Тряхнула головой со всей силы. Нет, я сама, я должна сделать это сама. Он меня оболгал, меня подставил, не Хари.
Я вскочила на ноги и принялась ходить по поляне. К горлу подступил комок слез от страха. Мне было страшно, сама не знаю почему: то ли из-за того, что собираюсь сотворить, то ли из-за того, что я вообще на это решилась.
Мандраж потихоньку отступал, но чем больше я вспоминала прошлое, тем сильнее кипела в венах кровь..
В голове собирался туман. Путал мысли, прятал хорошие воспоминания, а вот плохие словно силком тащил из глубин памяти.

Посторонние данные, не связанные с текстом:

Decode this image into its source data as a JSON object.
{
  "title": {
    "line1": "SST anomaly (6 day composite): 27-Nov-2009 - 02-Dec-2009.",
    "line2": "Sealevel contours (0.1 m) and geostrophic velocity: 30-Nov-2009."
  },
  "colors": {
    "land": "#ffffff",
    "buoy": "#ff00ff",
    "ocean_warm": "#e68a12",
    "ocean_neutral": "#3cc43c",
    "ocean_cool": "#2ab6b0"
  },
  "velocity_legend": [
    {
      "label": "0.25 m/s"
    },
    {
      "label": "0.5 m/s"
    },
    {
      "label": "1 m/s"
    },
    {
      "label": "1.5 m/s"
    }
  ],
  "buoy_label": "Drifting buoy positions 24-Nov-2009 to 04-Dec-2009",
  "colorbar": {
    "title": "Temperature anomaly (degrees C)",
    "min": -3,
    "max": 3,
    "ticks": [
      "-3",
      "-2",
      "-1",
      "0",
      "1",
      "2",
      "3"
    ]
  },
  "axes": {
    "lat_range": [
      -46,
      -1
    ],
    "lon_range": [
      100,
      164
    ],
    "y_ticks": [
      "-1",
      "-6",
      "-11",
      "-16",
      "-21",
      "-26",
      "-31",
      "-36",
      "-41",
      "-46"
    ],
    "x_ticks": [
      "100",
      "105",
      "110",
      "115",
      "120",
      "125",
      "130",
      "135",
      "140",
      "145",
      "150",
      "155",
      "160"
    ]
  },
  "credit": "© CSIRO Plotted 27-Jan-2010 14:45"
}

В одну из зим, когда я была еще ребенком, Кузьма пришел к моей бабушке за отваром от кашля. Я тогда верила людям, тянулась к ним… К тому же я знала, что этот мужик – муж моей тети. Я выбежала ему навстречу из спальни с деревянной дощечкой, на которой угольком нарисовала лошадку. Улыбнулась во весь рот и принялась прыгать вокруг Кузьмы, нетерпеливо ожидая одобрения рисунка. Кузьма пошатывался, от него дурно пахло брагой. Он взглянул на меня косыми глазами и прорычал:
– Пшла вон, демонская шавка.
Почти не помню своей реакции. Мне не были знакомы фразы «пшла вон» и «демонская шавка», я не понимала их смысла, но тон, которым они были произнесены, заставил меня спрятать улыбку.
Я выставила дощечку перед собой и взволнованно спросила:
– Правда, красивая лошадка?
Ответом мне стал подзатыльник. Не больно было совсем: Кузьма не посмел сделать мне больно, иначе бабушка его бы тут же прогнала. Да он бы и обзываться при ней не стал, но бабуля вышла на улицу за снегом…
Я быстро заморгала, развеивая картинки прошлого перед внутренним взором. Тени сгущались под деревьями, а от болота к нам на поляну приполз сизый туман. Он окутал стволы, клочками повис на колючих кустах, укрыл собой ноги Кузьмы.
До утра оставалось совсем немного.
Когда золотистые солнечные лучи пронзили кроны деревьев и залили поляну светом, я набрала несколько тонких прутиков, оборвав молодые деревья, и отыскала сухую ветку с острым концом. Сложила все это рядом с ясенем и уже собиралась пойти к ручью, чтобы напиться, как Кузьма проснулся.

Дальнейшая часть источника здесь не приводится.